On my way to sunny californ-i-a


37 The Beach Boys, 'California Saga: California'; 38 Brian Wilson, 'Orange Crate Art'

I know I've mentioned this before, but for a while there, (1973 - 1983), I was in love with the idea of America. Much of this love came from an idealised view of California, fuelled by The Beach Boys. During that ten year period I collected Beach Boys albums like crazy, read/listened to the beat poets of San Francisco, and fantasised about Route 66, Steinbeck, and riding the freight trains to the orange groves. At one point during this period I got a heap of travel agent brochures and planned to go to San Francisco and the California coastline. I didn't follow through and in some ways I'm glad because the IDEA of America was what I was in love with. In my heart, I knew if I actually went I would be disappointed. Since then I have only made it to Anaheim and I adored it, while knowing, what I knew before.

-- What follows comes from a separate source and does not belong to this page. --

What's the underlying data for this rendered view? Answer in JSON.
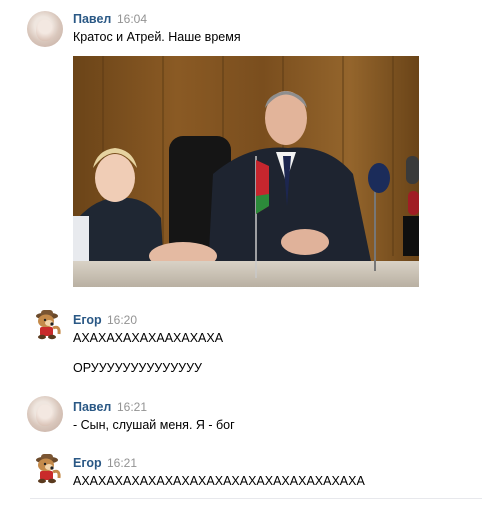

My eldest daughter is about to head off (next week) to spend a year in San Francisco with her American boyfriend. I'll be living vicariously through her for the next year. And listening to Orange Crate Art and old Beach Boys' albums.

California Saga: California was one of my first Beach Boys memories and the Holland album is one of my favourite albums (along with that era's Beach Boys In Concert double album). Like everyone who has ears I admire Pet Sounds but Sunflower and Holland have a firmer place in my heart. The images within Al Jardine's song are very evocative - all bright golden sun, clean air, sycamores, monarch butterflies and cool clear water - as he takes us on a journey south of Monterey, down the south coast - Salinas way. The crowning glory is the Big Sur congregation where everyone loves everyone in a Beach Boy way, magic in the air.

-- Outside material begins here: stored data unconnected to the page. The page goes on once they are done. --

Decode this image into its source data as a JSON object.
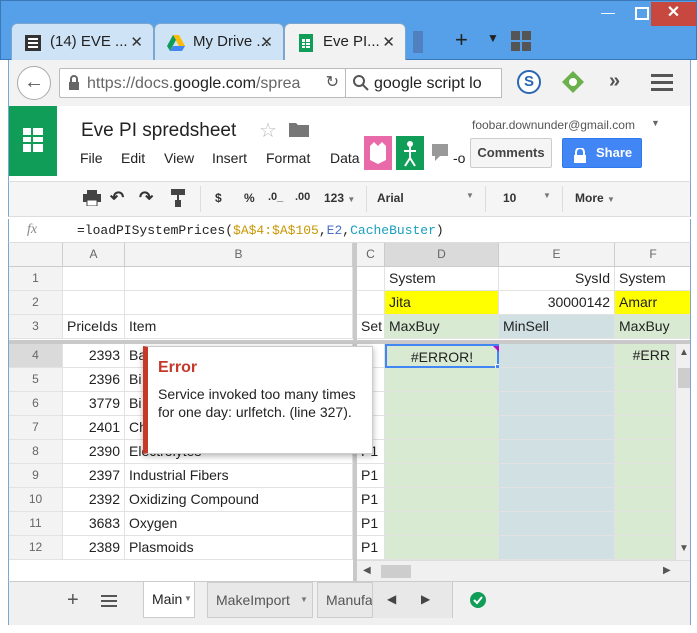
{
  "browser": {
    "tabs": [
      {
        "label": "(14) EVE ...",
        "icon": "list-icon"
      },
      {
        "label": "My Drive ...",
        "icon": "drive-icon"
      },
      {
        "label": "Eve PI...",
        "icon": "sheets-icon"
      }
    ],
    "url_prefix": "https://docs.",
    "url_domain": "google.com",
    "url_suffix": "/sprea",
    "search_text": "google script lo"
  },
  "doc": {
    "title": "Eve PI spredsheet",
    "account": "foobar.downunder@gmail.com",
    "menus": [
      "File",
      "Edit",
      "View",
      "Insert",
      "Format",
      "Data"
    ],
    "menu_overflow": "-o",
    "comments_label": "Comments",
    "share_label": "Share"
  },
  "toolbar": {
    "currency": "$",
    "percent": "%",
    "dec_less": ".0_",
    "dec_more": ".00",
    "number_format": "123",
    "font": "Arial",
    "size": "10",
    "more": "More"
  },
  "formula": {
    "fx": "fx",
    "text_start": "=loadPISystemPrices(",
    "arg1": "$A$4:$A$105",
    "comma1": ",",
    "arg2": "E2",
    "comma2": ",",
    "arg3": "CacheBuster",
    "text_end": ")"
  },
  "columns": [
    "A",
    "B",
    "C",
    "D",
    "E",
    "F"
  ],
  "rows": [
    {
      "n": "1",
      "a": "",
      "b": "",
      "c": "",
      "d": "System",
      "e": "SysId",
      "f": "System"
    },
    {
      "n": "2",
      "a": "",
      "b": "",
      "c": "",
      "d": "Jita",
      "e": "30000142",
      "f": "Amarr"
    },
    {
      "n": "3",
      "a": "PriceIds",
      "b": "Item",
      "c": "Set",
      "d": "MaxBuy",
      "e": "MinSell",
      "f": "MaxBuy"
    },
    {
      "n": "4",
      "a": "2393",
      "b": "Ba",
      "c": "",
      "d": "#ERROR!",
      "e": "",
      "f": "#ERR"
    },
    {
      "n": "5",
      "a": "2396",
      "b": "Bi",
      "c": "",
      "d": "",
      "e": "",
      "f": ""
    },
    {
      "n": "6",
      "a": "3779",
      "b": "Bi",
      "c": "",
      "d": "",
      "e": "",
      "f": ""
    },
    {
      "n": "7",
      "a": "2401",
      "b": "Ch",
      "c": "",
      "d": "",
      "e": "",
      "f": ""
    },
    {
      "n": "8",
      "a": "2390",
      "b": "Electrolytes",
      "c": "P1",
      "d": "",
      "e": "",
      "f": ""
    },
    {
      "n": "9",
      "a": "2397",
      "b": "Industrial Fibers",
      "c": "P1",
      "d": "",
      "e": "",
      "f": ""
    },
    {
      "n": "10",
      "a": "2392",
      "b": "Oxidizing Compound",
      "c": "P1",
      "d": "",
      "e": "",
      "f": ""
    },
    {
      "n": "11",
      "a": "3683",
      "b": "Oxygen",
      "c": "P1",
      "d": "",
      "e": "",
      "f": ""
    },
    {
      "n": "12",
      "a": "2389",
      "b": "Plasmoids",
      "c": "P1",
      "d": "",
      "e": "",
      "f": ""
    }
  ],
  "error_popup": {
    "title": "Error",
    "message": "Service invoked too many times for one day: urlfetch. (line 327)."
  },
  "sheets": [
    "Main",
    "MakeImport",
    "Manufa"
  ],
  "colors": {
    "jita_yellow": "#ffff00",
    "maxbuy_green": "#d9ead3",
    "minsell_blue": "#d0e0e3",
    "sheets_green": "#0f9d58",
    "share_blue": "#4285f4",
    "error_red": "#c53929"
  }
}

The allusion to Steinbeck's Salinas binds the song to Van Dyke Park's Orange Crate Art lyric. While Al name checks Steinbeck's travelin's with Charley, Van Dyke aims at the awesome Grapes Of Wrath.

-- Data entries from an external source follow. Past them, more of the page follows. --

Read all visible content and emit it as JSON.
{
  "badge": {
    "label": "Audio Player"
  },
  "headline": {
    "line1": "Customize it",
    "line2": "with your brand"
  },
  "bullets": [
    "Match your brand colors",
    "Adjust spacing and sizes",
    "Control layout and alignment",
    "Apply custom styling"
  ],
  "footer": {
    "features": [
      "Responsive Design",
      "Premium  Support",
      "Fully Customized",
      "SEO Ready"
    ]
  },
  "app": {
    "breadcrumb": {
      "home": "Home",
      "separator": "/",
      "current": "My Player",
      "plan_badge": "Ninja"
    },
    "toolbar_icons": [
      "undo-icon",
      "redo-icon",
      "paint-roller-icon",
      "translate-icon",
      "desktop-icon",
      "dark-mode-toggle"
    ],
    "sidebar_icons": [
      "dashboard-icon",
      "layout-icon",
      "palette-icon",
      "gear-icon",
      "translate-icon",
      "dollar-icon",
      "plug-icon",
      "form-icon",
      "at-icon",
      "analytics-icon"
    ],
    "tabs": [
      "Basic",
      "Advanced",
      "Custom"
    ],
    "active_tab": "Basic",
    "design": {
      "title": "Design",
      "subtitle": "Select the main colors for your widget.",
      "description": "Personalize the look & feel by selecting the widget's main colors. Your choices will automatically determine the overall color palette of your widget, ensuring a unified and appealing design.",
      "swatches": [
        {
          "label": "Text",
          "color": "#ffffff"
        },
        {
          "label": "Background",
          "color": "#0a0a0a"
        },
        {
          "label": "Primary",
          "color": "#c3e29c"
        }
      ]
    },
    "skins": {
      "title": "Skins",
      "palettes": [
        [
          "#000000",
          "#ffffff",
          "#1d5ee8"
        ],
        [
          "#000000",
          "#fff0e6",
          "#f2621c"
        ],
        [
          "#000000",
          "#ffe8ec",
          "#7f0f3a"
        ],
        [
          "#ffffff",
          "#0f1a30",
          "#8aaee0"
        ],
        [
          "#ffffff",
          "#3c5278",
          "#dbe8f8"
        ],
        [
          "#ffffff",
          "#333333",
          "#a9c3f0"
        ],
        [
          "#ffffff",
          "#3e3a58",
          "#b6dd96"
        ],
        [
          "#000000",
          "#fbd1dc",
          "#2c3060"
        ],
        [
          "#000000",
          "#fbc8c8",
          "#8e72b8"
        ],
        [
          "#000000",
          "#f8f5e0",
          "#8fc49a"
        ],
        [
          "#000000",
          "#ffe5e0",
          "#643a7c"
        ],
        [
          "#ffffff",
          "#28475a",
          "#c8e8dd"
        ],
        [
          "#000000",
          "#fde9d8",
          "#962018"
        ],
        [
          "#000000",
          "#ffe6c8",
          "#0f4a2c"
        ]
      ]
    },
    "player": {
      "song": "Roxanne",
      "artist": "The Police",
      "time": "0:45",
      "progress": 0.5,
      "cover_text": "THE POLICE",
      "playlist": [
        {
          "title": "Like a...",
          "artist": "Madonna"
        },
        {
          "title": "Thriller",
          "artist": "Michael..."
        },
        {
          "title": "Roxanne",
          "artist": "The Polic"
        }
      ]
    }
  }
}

The other aspect that links both these great songs is how appropriate the music is to the mood and clarity of vision. Al Jardine is presumably responsible but he must have been getting nods all around the room. I wonder why he didn't sing it? I've heard versions of him doing the song and they sound great, but maybe that's my Mike Love bias at play. The song just lopes along, just like those barrancas that carve the coast line. Brian must have been very proud.

Speaking of Brian - Orange Crate Art, the song and album, were a major return to form. For me the marriage of Van Dyke Parks' lyrics and Brians' music never quite worked before this. I can't get worked up about Surf's Up, for instance. It makes no sense to me. A bit like James Joyce (wow - I just compared Parks to Joyce!). Critics rave and rave about him and he's this giant literary figure but have any of them read all of Ulysses? Did anyone understand it? Like hell they did!

But OCR speaks out plainly about memories. I can visualise the orange crate table, the rocking chair and the barnyard gate. I can smell the aroma, and hear the lonesome locomotion roar. I can see that hobo hopping on the train rolling where grapes of wrath are stored. Again the music is entirely appropriate, as it instantly transports us back to a simpler time.